Un dépôt d'énergie ciblé

A l’heure actuelle, la méthanation est peu utilisée à l’échelle industrielle. Quelques démonstrations ont été réalisées. « La méthode principale consiste à chauffer et comprimer un mélange CO2 et H2, mais cela nécessite d’apporter beaucoup d’énergie, souligne Edmond Baratte. L’idée de l’approche par plasma consiste à faire un dépôt d’énergie ciblé sur les molécules pour déclencher la réaction, sans gaspiller trop d’énergie en chaleur. »

Les plasmas représentent un état de la matière dans lequel des électrons sont arrachés des atomes auxquels ils sont d’habitude associés. Lorsque la température du gaz reste basse, comme c’est le cas ici, on parle de plasmas « froids ». Il s’agit d’un des domaines où le LPP fait figure d’expert, notamment Olivier Guaitella, directeur de thèse d’Edmond Baratte, qui étudie les plasmas de CO2 depuis plusieurs années. Le plasma est créé en appliquant un champ électrique qui accélère les électrons. Ceux-ci se cognent de nombreuses fois aux molécules de CO2, lesquelles emmagasinent cette énergie, notamment sous forme de vibration. Ce surplus rend le CO2 plus réactif et donc plus facile à dissocier.

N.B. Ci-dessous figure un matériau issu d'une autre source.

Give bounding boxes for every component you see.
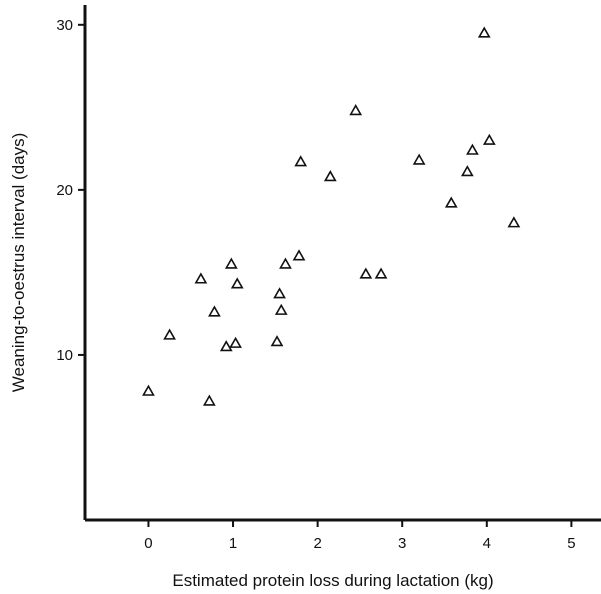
data-point-triangle: [323, 170, 337, 182]
data-point-triangle: [466, 143, 479, 155]
data-point-triangle: [477, 26, 491, 38]
data-point-triangle: [359, 267, 373, 279]
data-point-triangle: [274, 303, 288, 315]
y-tick-label: 10: [56, 347, 73, 364]
data-point-triangle: [208, 305, 221, 317]
x-tick-label: 1: [229, 535, 237, 552]
data-point-triangle: [292, 249, 306, 261]
x-tick-label: 2: [313, 535, 321, 552]
data-point-triangle: [230, 277, 244, 289]
data-point-triangle: [270, 335, 284, 347]
data-point-triangle: [202, 394, 216, 406]
data-points: [142, 26, 521, 406]
data-point-triangle: [460, 165, 474, 177]
data-point-triangle: [507, 216, 521, 228]
data-point-triangle: [229, 336, 242, 348]
data-point-triangle: [273, 287, 286, 299]
data-point-triangle: [163, 328, 176, 340]
data-point-triangle: [374, 267, 388, 279]
x-ticks: 0 1 2 3 4 5: [144, 520, 576, 552]
data-point-triangle: [224, 257, 238, 269]
x-tick-label: 5: [567, 535, 575, 552]
data-point-triangle: [279, 257, 292, 269]
data-point-triangle: [349, 104, 363, 116]
y-tick-label: 30: [56, 17, 73, 34]
x-tick-label: 4: [483, 535, 491, 552]
x-tick-label: 0: [144, 535, 152, 552]
data-point-triangle: [194, 272, 208, 284]
y-ticks: 10 20 30: [56, 17, 85, 364]
x-tick-label: 3: [398, 535, 406, 552]
axes: [83, 5, 601, 522]
data-point-triangle: [294, 155, 308, 167]
data-point-triangle: [219, 340, 233, 352]
data-point-triangle: [412, 153, 426, 165]
y-tick-label: 20: [56, 182, 73, 199]
y-axis-title: Weaning-to-oestrus interval (days): [9, 133, 28, 393]
data-point-triangle: [444, 196, 458, 208]
x-axis-title: Estimated protein loss during lactation …: [172, 571, 493, 590]
data-point-triangle: [142, 384, 155, 396]
data-point-triangle: [482, 133, 496, 145]
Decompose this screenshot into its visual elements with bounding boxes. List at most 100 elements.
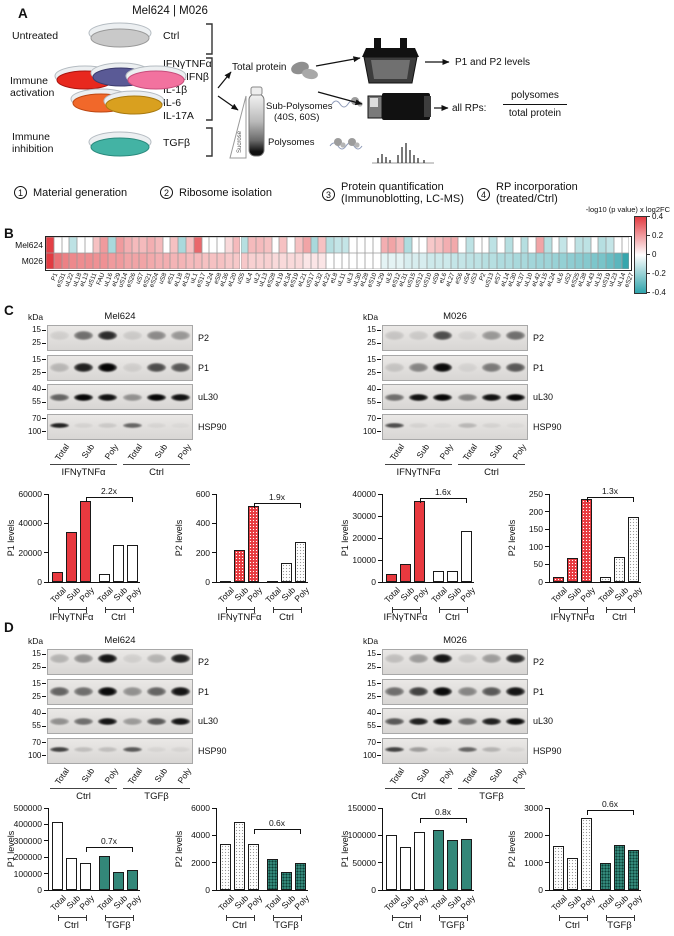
blot-condition-line: [123, 788, 190, 789]
fold-change-label: 0.8x: [434, 806, 452, 817]
heatmap-cell: [489, 253, 498, 269]
heatmap-cell: [271, 253, 280, 269]
heatmap-cell: [442, 237, 451, 253]
kda-marker-tick: [42, 401, 46, 403]
heatmap-cell: [178, 253, 187, 269]
ultracentrifuge-tube: [248, 93, 265, 157]
heatmap-cell: [450, 237, 459, 253]
y-tick-label: 100000: [347, 830, 376, 841]
blot-group: kDa Mel624 15 25 P2 15 25 P1 40 55 uL30 70 100 HSP90 T…: [28, 635, 238, 804]
y-tick-label: 100000: [13, 868, 42, 879]
colorbar-tick-label: 0.2: [652, 230, 664, 240]
blot-protein-label: P2: [198, 657, 210, 667]
kda-axis-label: kDa: [363, 312, 379, 322]
bar: [248, 506, 259, 582]
x-axis-line: [216, 890, 308, 892]
lane-label: Total: [52, 766, 72, 787]
kda-marker-label: 70: [367, 737, 376, 747]
blot-band: [384, 687, 404, 696]
condition-bracket-tick: [438, 606, 440, 613]
condition-bracket-line: [558, 917, 587, 918]
heatmap-cell: [333, 237, 342, 253]
y-tick-label: 20000: [352, 533, 376, 543]
y-tick: [378, 559, 382, 561]
heatmap-cell: [590, 253, 599, 269]
panel-a-title: Mel624 | M026: [132, 5, 208, 17]
blot-strip: [382, 413, 528, 440]
blot-band: [49, 718, 69, 726]
heatmap-cell: [435, 237, 443, 253]
bar: [66, 858, 77, 890]
heatmap-cell: [193, 253, 202, 269]
blot-band: [74, 394, 93, 402]
y-tick: [212, 522, 216, 524]
y-axis-line: [549, 494, 551, 582]
heatmap-cell: [279, 253, 288, 269]
fold-change-bracket: [419, 498, 467, 504]
heatmap-cell: [543, 253, 552, 269]
blot-condition-line: [385, 788, 452, 789]
blot-strip: [382, 384, 528, 410]
lane-label: Poly: [102, 766, 121, 786]
heatmap-cell: [427, 253, 435, 269]
blot-band: [409, 687, 428, 696]
condition-bracket-line: [104, 917, 133, 918]
polysomes-label: Polysomes: [268, 137, 315, 148]
bar: [281, 871, 292, 890]
x-category-label: Poly: [291, 585, 311, 604]
condition-bracket-line: [605, 609, 634, 610]
lane-label: Poly: [102, 442, 121, 462]
arrow-to-mass-spec: [317, 91, 363, 106]
heatmap-cell: [372, 253, 381, 269]
treatment-label: IL-17A: [163, 110, 194, 122]
kda-axis-label: kDa: [28, 312, 44, 322]
kda-marker-label: 25: [32, 691, 41, 701]
western-blot-tank-icon: [362, 38, 419, 84]
heatmap-cell: [528, 253, 537, 269]
heatmap-cell: [147, 253, 155, 269]
blot-band: [506, 331, 526, 341]
blot-strip: [47, 649, 193, 675]
heatmap-cell: [613, 237, 622, 253]
lane-label: Sub: [413, 442, 431, 461]
heatmap-cell: [458, 237, 467, 253]
kda-marker-label: 25: [367, 662, 376, 671]
kda-marker-label: 15: [32, 649, 41, 658]
blot-strip: [47, 737, 193, 764]
kda-marker-tick: [377, 683, 381, 684]
heatmap-cell: [154, 253, 163, 269]
y-tick: [378, 862, 382, 864]
blot-condition-line: [458, 788, 525, 789]
kda-marker-label: 55: [32, 721, 41, 730]
x-category-label: Poly: [244, 893, 264, 912]
fold-change-label: 1.3x: [601, 485, 619, 496]
blot-band: [98, 718, 118, 726]
lane-label: Poly: [510, 766, 529, 786]
condition-bracket-tick: [605, 606, 607, 613]
blot-condition-label: IFNγTNFα: [396, 467, 441, 478]
kda-marker-tick: [377, 329, 381, 331]
blot-band: [457, 718, 477, 726]
fold-change-bracket: [419, 817, 467, 823]
lane-label: Sub: [78, 766, 96, 785]
heatmap-cell: [357, 253, 365, 269]
heatmap-cell: [53, 253, 62, 269]
condition-label: TGFβ: [607, 920, 632, 931]
x-category-label: Poly: [624, 893, 644, 912]
blot-protein-label: uL30: [198, 392, 219, 402]
blot-band: [122, 718, 142, 726]
heatmap-cell: [139, 237, 148, 253]
heatmap-cell: [248, 237, 257, 253]
fold-change-bracket: [586, 496, 634, 502]
lane-label: Poly: [175, 766, 194, 786]
condition-bracket-tick: [633, 606, 635, 613]
condition-bracket-tick: [391, 914, 393, 921]
blot-band: [147, 363, 166, 372]
y-tick: [378, 537, 382, 539]
blot-strip: [382, 354, 528, 381]
heatmap-cell: [61, 237, 70, 253]
heatmap-cell: [551, 253, 560, 269]
blot-band: [409, 654, 428, 664]
blot-protein-label: P1: [533, 686, 545, 697]
heatmap-cell: [46, 253, 54, 269]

Au cours de sa thèse, Edmond Baratte s’est penché sur les mécanismes fondamentaux du recyclage conjoint du CO2 et du CH4 par plasma. « Ces plasmas sont intéressants mais aussi difficiles à analyser car plusieurs chemins de réactions chimiques peuvent se produire, parfois en parallèle. Après les premières expériences, nous espérions pouvoir comprendre directement ce qu’il se passait dans le plasma, mais cela s’est révélé plus compliqué ! » explique le jeune chercheur. En collaboration avec l’IST Lisbonne, il a développé et validé un modèle numérique qui permet de prédire les chemins de réaction, c’est-à-dire comment les molécules se dissocient et se réassemblent.

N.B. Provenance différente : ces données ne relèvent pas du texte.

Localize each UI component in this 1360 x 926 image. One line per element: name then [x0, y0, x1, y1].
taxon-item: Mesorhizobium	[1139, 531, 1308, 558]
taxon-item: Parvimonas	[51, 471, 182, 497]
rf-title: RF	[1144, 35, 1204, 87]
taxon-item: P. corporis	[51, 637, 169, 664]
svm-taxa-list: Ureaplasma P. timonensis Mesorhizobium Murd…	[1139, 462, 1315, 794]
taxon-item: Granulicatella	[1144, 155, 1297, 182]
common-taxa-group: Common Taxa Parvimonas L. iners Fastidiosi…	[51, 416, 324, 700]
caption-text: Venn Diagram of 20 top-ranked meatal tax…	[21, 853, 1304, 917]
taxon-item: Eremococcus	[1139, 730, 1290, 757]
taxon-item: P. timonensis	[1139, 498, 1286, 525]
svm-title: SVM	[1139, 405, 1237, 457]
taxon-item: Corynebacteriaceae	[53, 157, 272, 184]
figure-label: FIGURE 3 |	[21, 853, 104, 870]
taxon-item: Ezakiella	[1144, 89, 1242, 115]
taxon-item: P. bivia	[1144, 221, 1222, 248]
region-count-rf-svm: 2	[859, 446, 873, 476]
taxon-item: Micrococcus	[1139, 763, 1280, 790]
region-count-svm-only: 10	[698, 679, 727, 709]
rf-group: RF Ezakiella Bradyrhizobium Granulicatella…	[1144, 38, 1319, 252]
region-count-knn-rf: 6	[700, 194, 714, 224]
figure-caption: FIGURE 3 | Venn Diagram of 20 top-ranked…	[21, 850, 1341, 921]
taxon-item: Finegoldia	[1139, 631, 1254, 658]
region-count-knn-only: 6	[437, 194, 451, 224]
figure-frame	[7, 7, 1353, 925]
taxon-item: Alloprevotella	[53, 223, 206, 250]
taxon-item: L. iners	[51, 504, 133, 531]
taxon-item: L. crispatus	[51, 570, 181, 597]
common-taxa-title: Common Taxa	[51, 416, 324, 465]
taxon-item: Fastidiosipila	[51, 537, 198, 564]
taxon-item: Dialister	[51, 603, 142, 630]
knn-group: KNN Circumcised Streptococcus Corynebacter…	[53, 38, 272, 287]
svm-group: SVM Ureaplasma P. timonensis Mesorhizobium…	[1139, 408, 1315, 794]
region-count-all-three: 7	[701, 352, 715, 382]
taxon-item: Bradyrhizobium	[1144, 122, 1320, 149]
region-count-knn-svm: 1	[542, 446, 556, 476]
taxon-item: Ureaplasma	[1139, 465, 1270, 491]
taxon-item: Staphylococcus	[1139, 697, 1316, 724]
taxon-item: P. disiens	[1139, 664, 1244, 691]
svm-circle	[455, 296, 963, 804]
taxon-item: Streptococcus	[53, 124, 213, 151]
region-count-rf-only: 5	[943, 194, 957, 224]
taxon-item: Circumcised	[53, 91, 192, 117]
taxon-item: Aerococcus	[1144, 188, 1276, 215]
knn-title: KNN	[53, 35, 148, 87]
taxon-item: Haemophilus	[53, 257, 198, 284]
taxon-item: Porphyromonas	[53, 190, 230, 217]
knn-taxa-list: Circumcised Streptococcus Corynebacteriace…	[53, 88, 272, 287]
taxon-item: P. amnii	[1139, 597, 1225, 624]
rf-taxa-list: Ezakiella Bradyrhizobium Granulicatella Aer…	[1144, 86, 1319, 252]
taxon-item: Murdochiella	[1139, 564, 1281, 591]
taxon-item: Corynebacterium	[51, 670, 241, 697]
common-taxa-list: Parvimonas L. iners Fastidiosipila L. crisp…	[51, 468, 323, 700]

Tester l'efficacité à l'échelle industrielle

Dans le projet « Cycles » financé par la SATT, il ne s’agit plus de partir d’un mélange de CO2 et de CH4, mais d’un mélange de CO2 et H2. Cependant, la chimie reste proche et ses travaux de thèse serviront à la compréhension de ce nouveau cas. « Avec l’envolé des prix du gaz naturel depuis la guerre en Ukraine, il n’est selon moi plus pertinent économiquement d’utiliser le méthane comme intrant » confie Edmond Baratte. L’objectif sera de démontrer l’efficacité de la méthanation par plasma à décharge radiofréquence, avec des volumes de CO2 traité de l’ordre du m3 par jour, compatibles avec l’échelle industrielle. Le but consiste également à tester des conditions semblables à celles de la sortie d’une cheminée d’usine, où le mélange de gaz n’est jamais pur, mais contient aussi du diazote par exemple.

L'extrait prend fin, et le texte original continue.